GreenTalk: Ban mining in India’s Western Ghats

The World

A new report from my pal Nitin Sethi at the Times of India seems to illustrate India's attitude toward environmental impact studies for industrial projects.

As it turns out, the government was keeping recommendations made by one of its own panels under wraps, because the economic impact of implementing them would be massive, Sethi writes.
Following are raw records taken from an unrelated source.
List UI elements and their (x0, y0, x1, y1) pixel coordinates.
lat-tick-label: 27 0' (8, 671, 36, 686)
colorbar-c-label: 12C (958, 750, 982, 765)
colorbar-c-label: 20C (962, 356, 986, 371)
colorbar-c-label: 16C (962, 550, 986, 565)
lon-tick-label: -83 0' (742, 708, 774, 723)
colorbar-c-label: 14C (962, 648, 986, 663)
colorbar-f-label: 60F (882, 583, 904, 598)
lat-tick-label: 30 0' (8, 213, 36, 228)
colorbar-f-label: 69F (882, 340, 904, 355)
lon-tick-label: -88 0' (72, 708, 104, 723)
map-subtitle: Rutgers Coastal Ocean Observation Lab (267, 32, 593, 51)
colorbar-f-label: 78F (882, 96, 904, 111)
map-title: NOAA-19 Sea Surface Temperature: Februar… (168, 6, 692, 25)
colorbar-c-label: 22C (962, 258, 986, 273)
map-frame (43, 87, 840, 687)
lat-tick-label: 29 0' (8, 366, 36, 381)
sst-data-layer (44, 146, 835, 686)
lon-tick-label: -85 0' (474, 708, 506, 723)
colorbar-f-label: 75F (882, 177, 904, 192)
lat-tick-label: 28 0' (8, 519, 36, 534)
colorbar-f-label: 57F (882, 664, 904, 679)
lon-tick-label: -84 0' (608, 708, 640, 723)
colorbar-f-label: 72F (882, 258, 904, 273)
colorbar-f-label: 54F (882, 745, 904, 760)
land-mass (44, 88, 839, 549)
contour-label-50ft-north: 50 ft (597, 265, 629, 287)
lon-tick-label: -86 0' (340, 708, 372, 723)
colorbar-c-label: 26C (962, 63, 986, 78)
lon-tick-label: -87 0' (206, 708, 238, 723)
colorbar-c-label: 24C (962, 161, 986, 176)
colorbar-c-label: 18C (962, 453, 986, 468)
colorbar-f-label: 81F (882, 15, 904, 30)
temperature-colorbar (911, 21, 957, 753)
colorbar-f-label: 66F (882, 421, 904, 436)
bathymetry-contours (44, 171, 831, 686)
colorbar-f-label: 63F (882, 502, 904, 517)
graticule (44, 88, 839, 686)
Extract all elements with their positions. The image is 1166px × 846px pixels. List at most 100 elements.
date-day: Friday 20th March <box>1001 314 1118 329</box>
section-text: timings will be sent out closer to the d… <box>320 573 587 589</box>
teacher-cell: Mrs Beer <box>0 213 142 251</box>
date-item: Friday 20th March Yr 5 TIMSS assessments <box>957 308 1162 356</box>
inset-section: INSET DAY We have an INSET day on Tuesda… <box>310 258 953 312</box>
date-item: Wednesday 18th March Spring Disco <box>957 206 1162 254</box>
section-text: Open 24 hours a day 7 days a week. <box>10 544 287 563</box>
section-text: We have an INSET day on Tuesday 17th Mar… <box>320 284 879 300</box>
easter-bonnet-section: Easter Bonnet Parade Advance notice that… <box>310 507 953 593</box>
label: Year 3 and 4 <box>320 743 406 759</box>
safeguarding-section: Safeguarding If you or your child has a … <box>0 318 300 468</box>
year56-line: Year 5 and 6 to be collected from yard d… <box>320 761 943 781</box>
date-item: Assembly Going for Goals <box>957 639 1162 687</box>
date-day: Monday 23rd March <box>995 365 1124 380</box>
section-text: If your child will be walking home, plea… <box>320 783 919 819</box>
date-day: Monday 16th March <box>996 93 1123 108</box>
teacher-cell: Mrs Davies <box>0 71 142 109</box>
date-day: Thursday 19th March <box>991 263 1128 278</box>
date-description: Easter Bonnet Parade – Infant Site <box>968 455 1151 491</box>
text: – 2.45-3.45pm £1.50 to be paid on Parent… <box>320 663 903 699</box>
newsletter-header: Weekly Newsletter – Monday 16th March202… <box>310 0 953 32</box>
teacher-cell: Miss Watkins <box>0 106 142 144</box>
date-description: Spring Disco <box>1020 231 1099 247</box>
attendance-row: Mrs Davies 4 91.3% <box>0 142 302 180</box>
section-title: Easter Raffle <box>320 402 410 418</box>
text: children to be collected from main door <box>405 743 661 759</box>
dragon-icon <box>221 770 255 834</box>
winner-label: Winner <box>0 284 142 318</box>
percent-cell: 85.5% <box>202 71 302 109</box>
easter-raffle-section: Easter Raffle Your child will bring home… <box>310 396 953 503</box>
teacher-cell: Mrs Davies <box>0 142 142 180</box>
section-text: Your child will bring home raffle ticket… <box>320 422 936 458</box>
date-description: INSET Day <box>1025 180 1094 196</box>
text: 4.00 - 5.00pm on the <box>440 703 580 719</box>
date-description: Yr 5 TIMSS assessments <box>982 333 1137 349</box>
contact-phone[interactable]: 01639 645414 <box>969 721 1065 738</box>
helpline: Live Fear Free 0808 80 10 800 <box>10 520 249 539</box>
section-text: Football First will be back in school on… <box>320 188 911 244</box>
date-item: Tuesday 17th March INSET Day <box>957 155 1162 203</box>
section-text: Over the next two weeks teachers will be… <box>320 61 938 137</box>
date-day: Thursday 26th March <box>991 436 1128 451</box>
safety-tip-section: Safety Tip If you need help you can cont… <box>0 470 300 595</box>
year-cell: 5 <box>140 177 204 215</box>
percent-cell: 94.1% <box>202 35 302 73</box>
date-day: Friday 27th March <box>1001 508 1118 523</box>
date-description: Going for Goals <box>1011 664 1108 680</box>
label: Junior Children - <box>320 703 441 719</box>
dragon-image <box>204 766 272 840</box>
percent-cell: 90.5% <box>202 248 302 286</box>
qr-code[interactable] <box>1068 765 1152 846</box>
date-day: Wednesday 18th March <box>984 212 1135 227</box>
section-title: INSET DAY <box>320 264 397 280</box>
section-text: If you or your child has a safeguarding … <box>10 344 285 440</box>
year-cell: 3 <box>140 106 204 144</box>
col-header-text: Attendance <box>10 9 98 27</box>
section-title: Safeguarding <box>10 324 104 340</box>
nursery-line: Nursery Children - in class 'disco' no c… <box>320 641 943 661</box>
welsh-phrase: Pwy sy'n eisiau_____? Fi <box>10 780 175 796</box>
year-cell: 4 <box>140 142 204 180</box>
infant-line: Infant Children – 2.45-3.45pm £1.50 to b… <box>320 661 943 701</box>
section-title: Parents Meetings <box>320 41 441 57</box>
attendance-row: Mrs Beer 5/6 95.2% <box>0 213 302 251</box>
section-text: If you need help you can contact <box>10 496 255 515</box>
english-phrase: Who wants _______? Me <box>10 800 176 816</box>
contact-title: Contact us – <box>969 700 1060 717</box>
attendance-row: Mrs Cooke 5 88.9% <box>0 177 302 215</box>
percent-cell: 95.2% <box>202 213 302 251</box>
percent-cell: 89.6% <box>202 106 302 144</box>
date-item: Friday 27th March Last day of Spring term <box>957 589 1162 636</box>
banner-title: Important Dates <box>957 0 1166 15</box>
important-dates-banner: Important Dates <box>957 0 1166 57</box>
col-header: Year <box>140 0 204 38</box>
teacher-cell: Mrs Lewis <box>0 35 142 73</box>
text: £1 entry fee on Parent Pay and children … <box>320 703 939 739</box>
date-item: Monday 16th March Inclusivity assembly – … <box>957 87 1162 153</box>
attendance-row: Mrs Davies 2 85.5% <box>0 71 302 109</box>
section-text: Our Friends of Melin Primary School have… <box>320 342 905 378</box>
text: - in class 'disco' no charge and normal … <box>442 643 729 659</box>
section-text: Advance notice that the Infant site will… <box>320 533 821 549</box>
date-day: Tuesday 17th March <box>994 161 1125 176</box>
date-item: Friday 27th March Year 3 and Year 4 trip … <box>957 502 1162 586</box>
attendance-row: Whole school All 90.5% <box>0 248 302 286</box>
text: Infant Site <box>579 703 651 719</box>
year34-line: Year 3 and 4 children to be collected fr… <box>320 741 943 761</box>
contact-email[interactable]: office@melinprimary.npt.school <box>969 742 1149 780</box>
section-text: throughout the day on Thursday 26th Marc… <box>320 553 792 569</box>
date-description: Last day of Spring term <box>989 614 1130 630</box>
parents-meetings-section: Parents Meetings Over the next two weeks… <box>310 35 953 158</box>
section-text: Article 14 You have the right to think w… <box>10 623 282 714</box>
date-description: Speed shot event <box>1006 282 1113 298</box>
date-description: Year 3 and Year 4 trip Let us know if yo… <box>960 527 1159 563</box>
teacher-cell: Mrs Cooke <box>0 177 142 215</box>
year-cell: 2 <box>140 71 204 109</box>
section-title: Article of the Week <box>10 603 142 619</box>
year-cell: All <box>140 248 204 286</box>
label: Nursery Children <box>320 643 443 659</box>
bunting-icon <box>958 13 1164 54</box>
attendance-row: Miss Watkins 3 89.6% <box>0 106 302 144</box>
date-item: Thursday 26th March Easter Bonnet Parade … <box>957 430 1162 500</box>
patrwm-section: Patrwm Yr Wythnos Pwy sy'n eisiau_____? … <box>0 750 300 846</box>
Among other measures, a Ministry of Environment and Forests (MoEF) panel has recommended that India ban mining and further industrial growth in nearly 45 districts across five of the country's most economically vibrant states — Gujarat, Maharashtra, Karnataka, Kerala, Tamil Nadu. Moreover, it recommended that mining and further industrial development be banned altogether from the state of Goa, an ecologically sensitive and interesting area inland as well as a party spot for tourists and Bollywood types along the coast.

I've already noted reports that India has faked figures on its surviving forests, to make timber plantations equivalent to natural growth, as well as fudged Environmental Impact Assessments for major projects — sometimes cutting and pasting from documents prepared for totally different projects in other countries.  And you may recall from a blog post or two in the past that the ouster of Jairam Ramesh — formerly environment minister, now head of rural development — was viewed as a creative solution to his dogged insistence on taking the green clearance regime seriously, instead of a license to extort money from corporations.

In this context, it's ironic that India makes so much noise about the 1984 Bhopal gas tragedy — though its victims, and those responsible for their plight, must not be forgotten.  If you added up all of India's daily environmental tragedies, from illegal mining to the flouting of pollution norms and on and on, the death toll might well add up to a Bhopal a year.

And hardly anybody seems to care much about that.